ATL represents and warrants that in providing Services to the Client, ATL has:

  • complied with all applicable laws and regulations (as may be amended from time to time) in connection with the provision of the Services, including but not limited to applicable data protection laws;
  • has obtained and will maintain any appropriate licenses and permits or other documents of similar nature required by applicable laws for the performance of its obligations under the Agreement, including but not limited to the provision of Services in any jurisdictions where it operates;
  • has complied with and shall comply with all applicable domestic and foreign anti-bribery/anti-corruption laws and regulations (“Anti-Bribery Laws”). ATL undertakes not to engage in any illegal or prohibited activities for the purpose of assisting the Client in obtaining or retaining business or customers.
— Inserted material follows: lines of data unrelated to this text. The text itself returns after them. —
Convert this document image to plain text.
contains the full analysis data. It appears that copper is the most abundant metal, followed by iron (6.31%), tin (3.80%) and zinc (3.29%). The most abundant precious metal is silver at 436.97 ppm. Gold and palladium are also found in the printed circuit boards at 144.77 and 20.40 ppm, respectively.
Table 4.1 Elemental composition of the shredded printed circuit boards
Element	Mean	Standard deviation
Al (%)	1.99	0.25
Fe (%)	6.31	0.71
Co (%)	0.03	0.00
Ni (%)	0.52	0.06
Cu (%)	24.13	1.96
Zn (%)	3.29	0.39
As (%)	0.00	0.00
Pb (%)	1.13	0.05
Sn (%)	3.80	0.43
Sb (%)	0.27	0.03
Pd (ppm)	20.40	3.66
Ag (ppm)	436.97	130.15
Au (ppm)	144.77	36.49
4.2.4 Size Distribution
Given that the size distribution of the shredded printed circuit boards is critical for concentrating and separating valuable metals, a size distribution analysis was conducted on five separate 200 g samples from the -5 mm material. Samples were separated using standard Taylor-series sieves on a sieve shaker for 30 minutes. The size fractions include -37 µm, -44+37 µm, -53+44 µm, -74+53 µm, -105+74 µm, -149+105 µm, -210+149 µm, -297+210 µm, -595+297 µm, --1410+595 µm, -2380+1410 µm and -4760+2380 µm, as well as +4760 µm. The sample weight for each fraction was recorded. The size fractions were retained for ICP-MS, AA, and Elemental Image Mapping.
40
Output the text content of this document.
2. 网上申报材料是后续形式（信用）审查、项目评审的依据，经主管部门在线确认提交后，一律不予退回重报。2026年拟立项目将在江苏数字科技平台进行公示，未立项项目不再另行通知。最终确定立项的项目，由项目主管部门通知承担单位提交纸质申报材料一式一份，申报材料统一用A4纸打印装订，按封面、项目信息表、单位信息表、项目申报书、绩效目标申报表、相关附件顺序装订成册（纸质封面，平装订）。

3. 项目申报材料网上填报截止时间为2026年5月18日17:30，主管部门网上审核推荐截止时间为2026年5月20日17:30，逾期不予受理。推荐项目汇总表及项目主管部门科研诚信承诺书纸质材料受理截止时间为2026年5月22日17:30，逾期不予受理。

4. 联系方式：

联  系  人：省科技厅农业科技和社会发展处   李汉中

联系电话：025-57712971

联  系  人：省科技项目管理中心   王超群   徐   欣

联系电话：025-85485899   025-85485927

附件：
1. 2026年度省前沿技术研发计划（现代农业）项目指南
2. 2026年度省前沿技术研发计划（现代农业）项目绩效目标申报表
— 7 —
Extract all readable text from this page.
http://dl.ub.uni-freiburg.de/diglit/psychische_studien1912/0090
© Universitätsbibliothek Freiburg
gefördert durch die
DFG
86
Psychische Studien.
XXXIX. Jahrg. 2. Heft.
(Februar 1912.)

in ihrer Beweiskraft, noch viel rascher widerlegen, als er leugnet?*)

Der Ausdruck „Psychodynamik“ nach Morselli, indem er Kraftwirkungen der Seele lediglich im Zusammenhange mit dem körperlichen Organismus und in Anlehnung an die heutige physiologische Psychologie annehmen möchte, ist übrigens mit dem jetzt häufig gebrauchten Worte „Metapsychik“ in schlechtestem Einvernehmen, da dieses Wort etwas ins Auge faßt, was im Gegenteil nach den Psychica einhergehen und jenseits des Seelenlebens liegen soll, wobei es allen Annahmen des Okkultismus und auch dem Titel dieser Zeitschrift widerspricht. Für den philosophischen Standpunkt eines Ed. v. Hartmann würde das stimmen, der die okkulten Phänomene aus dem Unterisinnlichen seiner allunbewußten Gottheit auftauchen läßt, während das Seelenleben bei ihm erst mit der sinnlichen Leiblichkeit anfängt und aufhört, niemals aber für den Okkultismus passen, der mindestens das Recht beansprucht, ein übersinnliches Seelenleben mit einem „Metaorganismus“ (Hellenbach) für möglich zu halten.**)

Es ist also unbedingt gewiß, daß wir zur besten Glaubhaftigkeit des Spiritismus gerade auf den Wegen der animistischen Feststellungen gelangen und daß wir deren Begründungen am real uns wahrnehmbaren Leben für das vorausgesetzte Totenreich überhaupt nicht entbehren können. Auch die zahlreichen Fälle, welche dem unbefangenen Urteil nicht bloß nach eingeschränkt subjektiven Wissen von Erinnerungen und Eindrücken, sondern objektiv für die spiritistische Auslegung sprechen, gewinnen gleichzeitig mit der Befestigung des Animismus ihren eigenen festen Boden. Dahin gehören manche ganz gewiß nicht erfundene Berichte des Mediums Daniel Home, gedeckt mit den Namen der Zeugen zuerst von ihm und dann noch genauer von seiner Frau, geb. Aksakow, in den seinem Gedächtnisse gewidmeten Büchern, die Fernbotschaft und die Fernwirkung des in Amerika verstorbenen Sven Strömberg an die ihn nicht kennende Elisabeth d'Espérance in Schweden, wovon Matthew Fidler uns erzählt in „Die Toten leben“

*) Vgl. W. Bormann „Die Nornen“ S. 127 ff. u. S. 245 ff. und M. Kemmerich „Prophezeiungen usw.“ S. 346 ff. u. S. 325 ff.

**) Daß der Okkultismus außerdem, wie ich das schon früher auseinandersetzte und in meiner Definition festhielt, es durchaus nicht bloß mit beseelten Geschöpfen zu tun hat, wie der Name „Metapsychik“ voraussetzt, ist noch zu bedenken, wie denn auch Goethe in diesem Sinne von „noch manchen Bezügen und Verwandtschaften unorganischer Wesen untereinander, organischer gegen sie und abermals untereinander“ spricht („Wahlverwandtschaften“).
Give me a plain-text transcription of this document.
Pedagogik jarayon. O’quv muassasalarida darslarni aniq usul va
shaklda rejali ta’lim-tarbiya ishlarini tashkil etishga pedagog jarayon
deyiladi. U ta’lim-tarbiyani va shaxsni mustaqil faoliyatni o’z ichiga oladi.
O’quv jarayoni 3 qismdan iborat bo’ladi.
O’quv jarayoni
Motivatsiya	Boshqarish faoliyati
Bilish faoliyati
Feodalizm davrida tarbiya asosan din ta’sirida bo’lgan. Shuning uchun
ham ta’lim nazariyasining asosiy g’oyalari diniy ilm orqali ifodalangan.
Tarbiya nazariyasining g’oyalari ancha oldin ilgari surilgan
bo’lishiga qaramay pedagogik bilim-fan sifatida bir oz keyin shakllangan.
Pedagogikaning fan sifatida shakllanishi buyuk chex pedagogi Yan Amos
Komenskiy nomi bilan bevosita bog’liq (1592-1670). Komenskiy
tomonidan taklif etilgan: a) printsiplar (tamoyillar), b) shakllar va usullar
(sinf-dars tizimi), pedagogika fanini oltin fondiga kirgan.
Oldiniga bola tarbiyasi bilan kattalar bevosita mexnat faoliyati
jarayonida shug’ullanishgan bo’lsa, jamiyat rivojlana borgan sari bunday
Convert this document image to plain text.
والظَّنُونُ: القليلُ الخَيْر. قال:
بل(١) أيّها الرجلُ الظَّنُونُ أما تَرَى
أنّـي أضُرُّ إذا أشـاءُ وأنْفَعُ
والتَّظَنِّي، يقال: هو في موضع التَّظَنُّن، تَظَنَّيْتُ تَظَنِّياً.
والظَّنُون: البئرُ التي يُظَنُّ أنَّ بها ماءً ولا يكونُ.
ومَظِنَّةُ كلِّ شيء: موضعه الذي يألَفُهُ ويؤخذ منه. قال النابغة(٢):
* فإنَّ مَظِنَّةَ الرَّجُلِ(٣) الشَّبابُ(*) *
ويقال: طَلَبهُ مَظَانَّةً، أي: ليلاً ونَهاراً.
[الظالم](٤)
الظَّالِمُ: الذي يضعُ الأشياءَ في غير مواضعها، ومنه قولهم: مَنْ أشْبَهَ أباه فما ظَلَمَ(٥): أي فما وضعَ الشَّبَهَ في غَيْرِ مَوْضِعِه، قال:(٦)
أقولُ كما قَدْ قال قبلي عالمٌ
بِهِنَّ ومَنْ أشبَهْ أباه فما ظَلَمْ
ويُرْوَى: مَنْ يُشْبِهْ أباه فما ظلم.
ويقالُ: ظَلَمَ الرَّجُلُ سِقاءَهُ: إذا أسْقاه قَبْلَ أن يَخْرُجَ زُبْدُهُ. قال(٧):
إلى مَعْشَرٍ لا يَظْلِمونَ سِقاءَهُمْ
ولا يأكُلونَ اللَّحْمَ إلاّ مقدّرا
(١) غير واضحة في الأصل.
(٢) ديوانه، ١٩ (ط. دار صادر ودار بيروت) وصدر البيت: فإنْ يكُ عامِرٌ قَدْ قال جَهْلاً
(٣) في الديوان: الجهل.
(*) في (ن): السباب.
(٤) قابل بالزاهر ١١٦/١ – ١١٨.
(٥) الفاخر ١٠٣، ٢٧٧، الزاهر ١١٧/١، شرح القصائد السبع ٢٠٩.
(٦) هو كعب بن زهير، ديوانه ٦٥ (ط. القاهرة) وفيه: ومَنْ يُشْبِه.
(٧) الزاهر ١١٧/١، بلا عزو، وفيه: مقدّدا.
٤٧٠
In particular ATL  undertakes to comply with any and all legal requirements prohibiting ATL , and its officers, employees, agents and others working on its behalf, from engaging in corrupt activities and/or practices in furtherance of an offer, payment, promise to pay or authorisation of the payment of anything of value, including but not limited to cash, cheques, transfers, tangible and intangible gifts, favours, services, and those entertainment and travel expenses that go beyond what is reasonable and customary and of modest value, to: (i) an executive, official, employee or agent of a governmental department, agency or instrumentality, (ii) a director, officer, employee or agent of a wholly or partially government-owned or controlled company or business, (iii) a political party or official thereof, or candidate for political office, or (iv) any executive, officer, employee or agent of a third party; while knowing or having a reasonable belief that all or some portion will be used for the purpose of: (a) influencing any act, decision or failure to act by a government official in his or her official capacity, (b) inducing a government official to use his or her influence with a government or instrumentality to affect any act or decision of such government or entity, or (c) securing an improper advantage; in order to obtain, retain, or direct business.
  1. No Dependence

ATL  acknowledges and agrees that the Client: (a) makes no revenue commitments and that it is engaging ATL strictly on a non-exclusive basis; and (b) is not responsible for knowing ATL ’s dependence on revenues from sales to the Client in proportion to ATL ’s revenues from other customers, and ATL  agrees to release, hold harmless and indemnify the Client from any and all claims and liabilities relating to ATL ’s financial stability which may result from the Client’s termination of this Agreement for any reason whatsoever.

  1. Indemnification

ATL will defend, indemnify and hold harmless the Client and its Affiliates and their officers, directors, employees, shareholders, customers, agents, successors and assignees from and against any and all loss, damages, liabilities, settlement, costs or expense (including legal expenses and the expenses of other professionals) as incurred on a full indemnity basis, resulting from or arising out of: (a) a breach of any term of this Agreement by ATL  or any person supplied by ATL; (b) the negligence of, or personal injury or property damage caused by, the actions or inactions or omissions  of ATL  or any person supplied by ATL; (c) any claim by ATL  or any person supplied by ATL  for any benefits offered by the Client to its own employees; worker’s compensation, unemployment compensation or disability insurance premiums or claims, employment taxes, insurance contributions and/or withholding taxes levied upon or attributable to claims by ATL  or any person supplied by ATL;  (d) any claim which alleges the Services provided hereunder or their use by the Client infringes upon, misappropriates or violates any third party patents, copyrights, trademarks or trade secret rights or other proprietary rights, and (e) Claims for breach of data security.